球道雑記BACK NUMBER
2年生右腕・杉山晃基が154キロ投球!
明治神宮大会に3年ぶり出場の創価大。
text by
永田遼太郎Ryotaro Nagata
photograph byNIKKAN SPORTS
posted2017/11/06 08:00
それほど大きな身体つきではないが、しなやかで強靭な特性を活かして豪速球を投げる杉山。
向かい風を受けながらも149キロを記録した!
投球練習が始まるといきなりキャッチャーミットをボールがすり抜けて、バックネットに直撃。
試合が始まっても、彼の荒れ球はなかなか収まることがなく、初回は直球が高めに抜けることが多かった。
それでも球速表示が辛いことで知られている同球場のスピードガンで、強い向かい風を受けながら、いきなり149キロを計測したのには驚いた。

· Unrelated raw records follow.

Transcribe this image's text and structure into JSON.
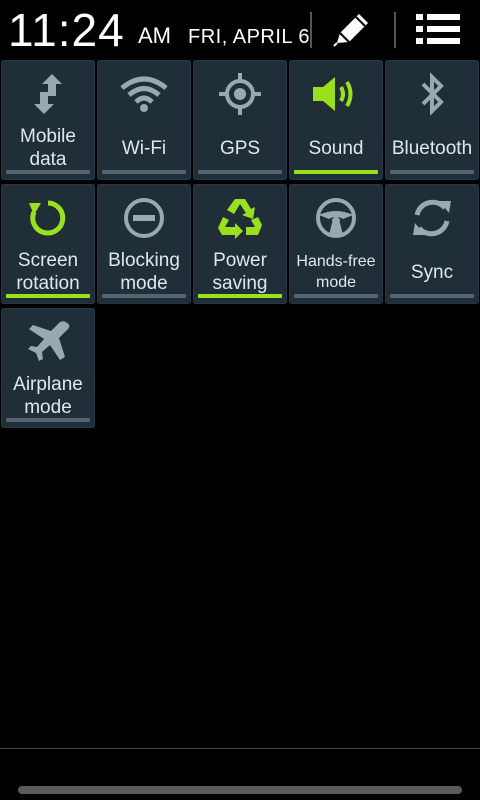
{
  "status": {
    "time": "11:24",
    "ampm": "AM",
    "date": "FRI, APRIL 6"
  },
  "header": {
    "edit_icon": "pencil-icon",
    "menu_icon": "list-menu-icon"
  },
  "colors": {
    "tile_bg": "#1f2e37",
    "active": "#9be01e",
    "inactive_icon": "#9aa8b1",
    "inactive_bar": "#55656f"
  },
  "tiles": [
    {
      "label": "Mobile\ndata",
      "icon": "mobile-data-icon",
      "active": false
    },
    {
      "label": "Wi-Fi",
      "icon": "wifi-icon",
      "active": false
    },
    {
      "label": "GPS",
      "icon": "gps-icon",
      "active": false
    },
    {
      "label": "Sound",
      "icon": "sound-icon",
      "active": true
    },
    {
      "label": "Bluetooth",
      "icon": "bluetooth-icon",
      "active": false
    },
    {
      "label": "Screen\nrotation",
      "icon": "rotation-icon",
      "active": true
    },
    {
      "label": "Blocking\nmode",
      "icon": "blocking-icon",
      "active": false
    },
    {
      "label": "Power\nsaving",
      "icon": "recycle-icon",
      "active": true
    },
    {
      "label": "Hands-free\nmode",
      "icon": "steering-wheel-icon",
      "active": false
    },
    {
      "label": "Sync",
      "icon": "sync-icon",
      "active": false
    },
    {
      "label": "Airplane\nmode",
      "icon": "airplane-icon",
      "active": false
    }
  ]
}
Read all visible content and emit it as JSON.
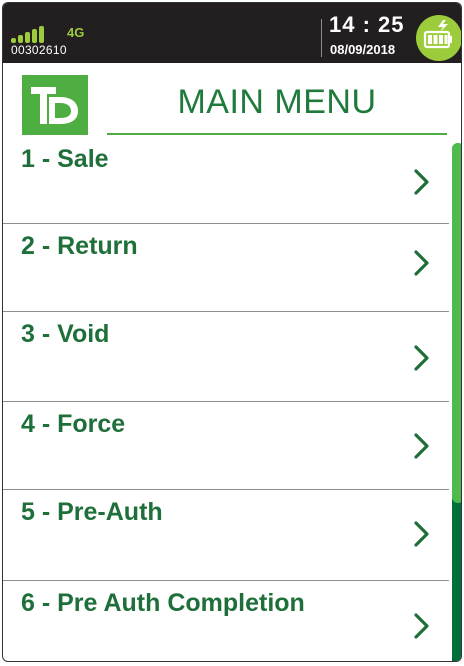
{
  "status_bar": {
    "network": "4G",
    "terminal_id": "00302610",
    "time": "14 : 25",
    "date": "08/09/2018",
    "signal_icon": "signal-bars-icon",
    "battery_icon": "battery-charging-icon",
    "accent_color": "#9ccb3b"
  },
  "header": {
    "logo_text": "TD",
    "title": "MAIN MENU",
    "brand_color": "#4fae42",
    "title_color": "#1f7a3c"
  },
  "menu": {
    "items": [
      {
        "label": "1 - Sale",
        "icon": "chevron-right-icon"
      },
      {
        "label": "2 - Return",
        "icon": "chevron-right-icon"
      },
      {
        "label": "3 - Void",
        "icon": "chevron-right-icon"
      },
      {
        "label": "4 - Force",
        "icon": "chevron-right-icon"
      },
      {
        "label": "5 - Pre-Auth",
        "icon": "chevron-right-icon"
      },
      {
        "label": "6 - Pre Auth Completion",
        "icon": "chevron-right-icon"
      }
    ],
    "item_text_color": "#1f6f3a"
  },
  "scrollbar": {
    "thumb_color": "#4fbb4c",
    "track_color": "#006f3c"
  }
}
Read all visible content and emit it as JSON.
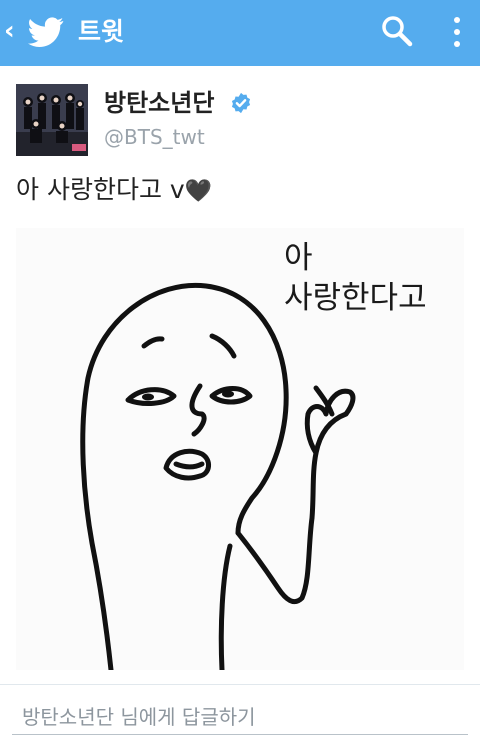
{
  "header": {
    "title": "트윗",
    "back_icon": "chevron-left-icon",
    "logo_icon": "twitter-bird-icon",
    "search_icon": "search-icon",
    "more_icon": "more-vertical-icon",
    "background_color": "#55acee"
  },
  "tweet": {
    "author_name": "방탄소년단",
    "verified": true,
    "verified_color": "#55acee",
    "handle": "@BTS_twt",
    "text": "아 사랑한다고 v",
    "text_emoji": "🖤",
    "media": {
      "sticker_text_line1": "아",
      "sticker_text_line2": "사랑한다고"
    }
  },
  "reply": {
    "placeholder": "방탄소년단 님에게 답글하기"
  }
}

たまにピッチャーのボールではない別の何かを計測することもあるというマニアの間で噂の、ここのスピードガンをいつもは懐疑的に見ていたが、その後も2ストライクに追いこんでからの勝負球は140キロ台後半のボールを連発。
噂は確信に変わっていった。
2週間に5試合投げて、得たものとは?
驚いたのは球速だけじゃなかった。
その日以降も取材を継続していくと、試合を追うごとにゲーム勘が磨かれているのを感じた。

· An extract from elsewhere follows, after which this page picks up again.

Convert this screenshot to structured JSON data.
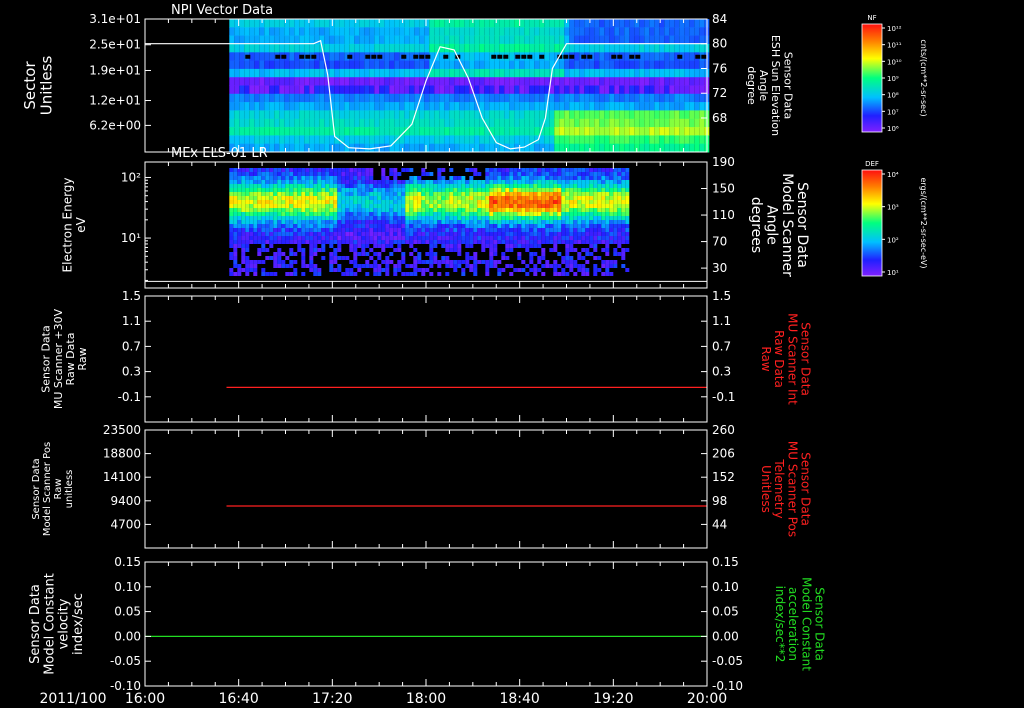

この秋の2カード目となった東京国際大戦、そして流通経済大学戦、さらに翌週の杏林大学戦の2週間で計5試合に登板。
「あの試合が続いたとき、全部で5試合投げたのかな。(それまでの)杉山は速いボールが投げたかったの。だから150キロ投げろって言ったら投げるよ。だけどそれでは勝てないっていうのが(徐々に)分かったんじゃないかな。2週間で5試合も投げればそりゃあもう力も入らないよ。その力が入らないのも良かったんじゃないかな。力の抜き方、これは練習じゃ出来ないね。こういう実戦じゃないと……。
それで今度は球が手元でビュッと来るようになった。(それまでは)150キロ投げたけど棒球だった。それが今はだいぶ質も良くなっている。あそこからちょっと変わったんじゃないかな」
創価大学・岸監督も、この秋の杉山の成長を高く評価している。